From The Economist (limited gift link)
Just hours after America captured Nicolás Maduro, Venezuela’s dictator, in a nighttime raid on January 3rd, President Donald Trump clarified his motivation. “The oil business in Venezuela has been a bust, a total bust for a long period of time,” he said. “We are going to have our very large United States oil companies…spend billions of dollars, fix the badly broken infrastructure…and start making money for the country.” The declaration had the sweet taste of revenge. Eighteen years ago, under Hugo Chávez, Venezuela nationalized assets belonging to American and other Western companies….

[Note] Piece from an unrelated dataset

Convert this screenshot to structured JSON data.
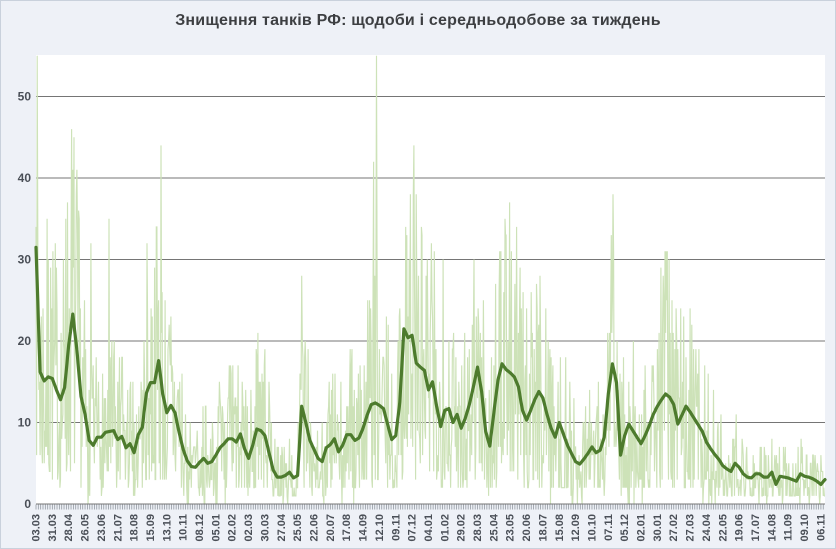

…But the president wants more than retribution. Decades of underinvestment and mismanagement have caused Venezuela’s oil production to fall by two-thirds since the late 2000s, to around 1m barrels a day (b/d). Restoring idle capacity, the thinking goes, would make Venezuela rich while lining American pockets. Better still, Venezuela sits on some 300bn barrels of oil—a fifth of the world’s reserves—implying production might rise further still, and for a while. The heavy, sour crude that the country harbours is precisely the type of which American refineries are chronically short, at a time when America’s relations with Canada, a supplier of the stuff, are strained.
What, then, is not to like about Mr Trump’s lunge for petroleum? Quite a lot, it turns out. In the immediate term, Venezuela’s crude output is more likely to fall than rebound. In December America declared a blockade on Venezuelan shipments ferried by blacklisted tankers; it then seized one of them. Exports have since cratered …Venezuela is also short of naphtha—a dilutant it needs to make its super-gloopy crude transportable—which is no longer coming through from Russia. Unless the blockade is lifted… Venezuela’s production will have to be curtailed further, to perhaps less than 700,000 b/d.
Output might recover in a few months if there is a smooth political transition and American sanctions on Venezuela, blockade included, are lifted (a big “if”). Basic maintenance and repairs might push the country’s crude output to 1.2m b/d by the end of 2026, estimates Kpler, a data firm…. To pump more, Venezuela would need to overcome three problems: a dire need for funds, a shortage of labour and a saturated global market.
Rystad Energy, a consultancy, estimates that $110bn in capital expenditure on exploration and production alone would be required to bring the country’s output back to where it was 15 years ago—twice the amount America’s oil majors combined invested worldwide in 2024.